Participation in art programs has a profound impact -on who children are and how effectively they learn. Along with social and emotional development and a much needed creative outlet, participation in the arts has been proven to increase academic performance. Art helps children develop essential learning skills and out of the box thinking; and when students learn about master artists, different cultures and ways to express ideas, they become more attuned to their own ideas. Art helps children think for themselves, consider multiple viewpoints and explore a wider range of possibilities, while providing a safe environment to explore and share their unique ideas.
And while all of those are reason enough to support art programs for kids, there are some unique and very significant reasons visual learners need art.

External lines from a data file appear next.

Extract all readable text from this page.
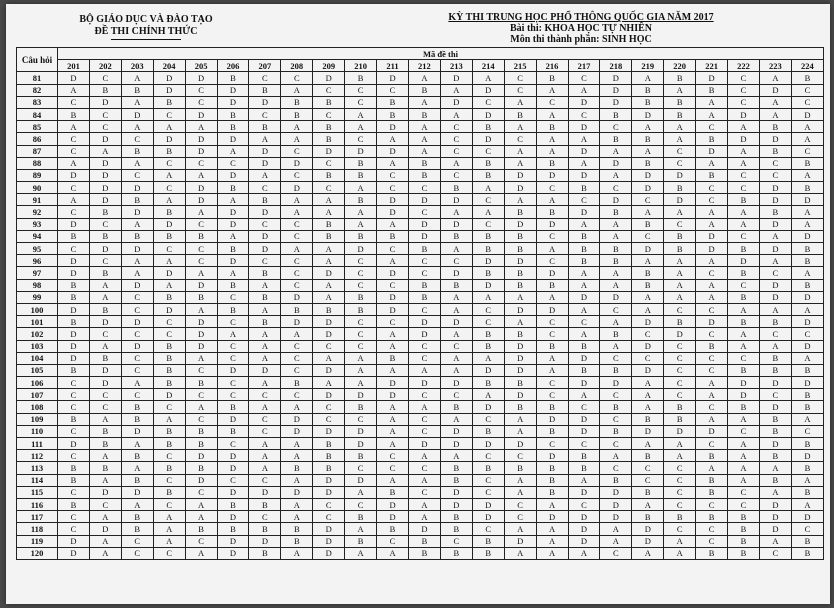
BỘ GIÁO DỤC VÀ ĐÀO TẠO
ĐỀ THI CHÍNH THỨC
KỲ THI TRUNG HỌC PHỔ THÔNG QUỐC GIA NĂM 2017
Bài thi: KHOA HỌC TỰ NHIÊN
Môn thi thành phần: SINH HỌC
Câu hỏi	Mã đề thi																							
	201	202	203	204	205	206	207	208	209	210	211	212	213	214	215	216	217	218	219	220	221	222	223	224
81	D	C	A	D	D	B	C	C	D	B	D	A	D	A	C	B	C	D	A	B	D	C	A	B
82	A	B	B	D	C	D	B	A	C	C	C	B	A	D	C	A	A	D	B	A	B	C	D	C
83	C	D	A	B	C	D	D	B	B	C	B	A	D	C	A	C	D	D	B	B	A	C	A	C
84	B	C	D	C	D	B	C	B	C	A	B	B	A	D	B	A	C	B	D	B	A	D	A	D
85	A	C	A	A	A	B	B	A	B	A	D	A	C	B	A	B	D	C	A	A	C	A	B	A
86	C	D	C	D	D	D	A	A	B	C	A	A	C	D	C	A	A	B	B	A	B	D	D	A
87	C	A	B	B	D	A	D	C	D	D	D	A	C	C	A	A	D	A	A	C	D	A	B	C
88	A	D	A	C	C	C	D	D	C	B	A	B	A	B	A	B	A	D	B	C	A	A	C	B
89	D	D	C	A	A	D	A	C	B	B	C	B	C	B	D	D	D	A	D	D	B	C	C	A
90	C	D	D	C	D	B	C	D	C	A	C	C	B	A	D	C	B	C	D	B	C	C	D	B
91	A	D	B	A	D	A	B	A	A	B	D	D	D	C	A	A	C	D	C	D	C	B	D	D
92	C	B	D	B	A	D	D	A	A	A	D	C	A	A	B	B	D	B	A	A	A	A	B	A
93	D	C	A	D	C	D	C	C	B	A	A	D	D	C	D	D	A	A	B	C	A	A	D	A
94	B	B	B	B	B	A	D	C	B	B	B	D	B	B	B	C	B	A	C	B	D	C	A	D
95	C	D	D	C	C	B	D	A	A	D	C	B	A	B	B	A	B	B	D	B	D	B	D	B
96	D	C	A	A	C	D	C	C	A	C	A	C	C	D	D	C	B	B	A	A	A	D	A	B
97	D	B	A	D	A	A	B	C	D	C	D	C	D	B	B	D	A	A	B	A	C	B	C	A
98	B	A	D	A	D	B	A	C	A	C	C	B	B	D	B	B	A	A	B	A	A	C	D	B
99	B	A	C	B	B	C	B	D	A	B	D	B	A	A	A	A	D	D	A	A	A	B	D	D
100	D	B	C	D	A	B	A	B	B	B	D	C	A	C	D	D	A	C	A	C	C	A	A	A
101	B	D	D	C	D	C	B	D	D	C	C	D	D	C	A	C	C	A	D	B	D	B	B	D
102	D	C	C	C	D	A	A	A	D	C	A	D	A	B	B	C	A	B	C	D	C	A	C	C
103	D	A	D	B	D	C	A	C	C	C	A	C	C	B	D	B	B	A	D	C	B	A	A	D
104	D	B	C	B	A	C	A	C	A	A	B	C	A	A	D	A	D	C	C	C	C	C	B	A
105	B	D	C	B	C	D	D	C	D	A	A	A	A	D	D	A	B	B	D	C	C	B	B	B
106	C	D	A	B	B	C	A	B	A	A	D	D	D	B	B	C	D	D	A	C	A	D	D	D
107	C	C	C	D	C	C	C	C	D	D	D	C	C	A	D	C	A	C	A	C	A	D	C	B
108	C	C	B	C	A	B	A	A	C	B	A	A	B	D	B	B	C	B	A	B	C	B	D	B
109	B	A	B	A	C	D	C	D	C	C	A	C	A	C	A	D	D	C	B	B	A	A	B	A
110	C	B	D	B	B	B	C	D	D	D	A	C	D	B	A	B	D	B	D	D	D	C	B	C
111	D	B	A	B	B	C	A	A	B	D	A	D	D	D	D	C	C	C	A	A	C	A	D	B
112	C	A	B	C	D	D	A	A	B	B	C	A	A	C	C	D	B	A	B	A	B	A	B	D
113	B	B	A	B	B	D	A	B	B	C	C	C	B	B	B	B	B	C	C	C	A	A	A	B
114	B	A	B	C	D	C	C	A	D	D	A	A	B	C	A	B	A	B	C	C	B	A	B	A
115	C	D	D	B	C	D	D	D	D	A	B	C	D	C	A	B	D	D	B	C	B	C	A	B
116	B	C	A	C	A	B	B	A	C	C	D	A	D	D	C	A	C	D	A	C	C	C	D	A
117	C	A	B	A	A	D	C	A	C	B	D	A	B	D	C	D	D	D	B	B	B	B	D	D
118	C	D	B	A	B	B	B	B	D	A	B	D	B	C	A	A	D	A	D	C	C	B	D	C
119	D	A	C	A	C	D	D	B	D	B	C	B	C	B	D	A	D	A	D	A	C	B	A	B
120	D	A	C	C	A	D	B	A	D	A	A	B	B	B	A	A	A	C	A	A	B	B	C	B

Art is right-brain thinking.
Art is all about the right side of the brain and visual learners live in the right side of their brains. Visual, spatial, relational, collaborative, creative thinking happens in the right side of everyone’s brain. It’s the type of thinking that is developed when kids participate in the arts. The arts are visual, collaborative and creative. They’re non-linear, holistic, non-sequential; the complete opposite of the way we teach in school, the way we test and the way language is processed. But when kids enter school we tell the right brain visual kids, they have to stop being like this. They have to stop thinking the way they do. Stop using the right side of their brain. Stop being who they are. They need to shut down. Turn off. Switch gears. They have to close down their natural operating system – the right side of their brain – and use their weaker side – their left side.
How would it feel to have to think and perform everyday in a role that is contrary to who you are and the way you think? Imagine yourself a computer programmer. You’ve had a successful career and things are going well. You’re comfortable doing what you do, thinking the way you think. Then you’re told, its time for a new job. Now you’re a public speaker. Overnight. Stop using your programming skills. Just turn them off. Don’t think like that any more. We don’t care about those. We never did. Get started on your speaking career. We’ll train you in speaking. There’ll be lots of tests and measurements – and you’ll be forever known, not as a programmer, but as a public speaker, good or bad.
It’s tough to stop being who you are. It’s tough for visual kids to stop using the right side of their brain. Once they’re in school they’ll be will taught, trained, tested and measured with left brain teaching methods, all day, everyday. And if they’re lucky they’ll get an art or music class 30 minutes a week. That’s it. That’s the only bit of fresh air they’ll get. It’s the only connection to who they are and how they think. It’s the only time they’ll get back to the right side of themselves. Everything else they do will be about the left.
So what about art?
Without art, our visual kids are dry, dull, frustrated, uninterested and struggling. Parents get bad reports. They hear their kids are misbehaving and distracted. The kids risk being labeled as difficult. Testing and medication for ADD or AHDH may be suggested and a whole negative cycle begins – all of it completely unfair to the child. Instead of understanding who they are and what they need, we tell them to buck up. Do better. Work harder. And yet we deny them the use of the side of the brain that would make it possible for them to do better. The truth of who they are is in the right side of their brain. Yes, they need to develop the left-brain capabilities – they need to read, write and take tests – but not at the expense of the right. We can accomplish so much more if we use art to teach those left-brain skills. If we let them think with the right side of their brain.
Kids need art. They need art in everything they do. They need to use the right side of their brain in everything they do. Yes – it will make them better in the academic classroom – but more importantly, it will honor who they are while helping them grow into the fullness of who they’re designed to be.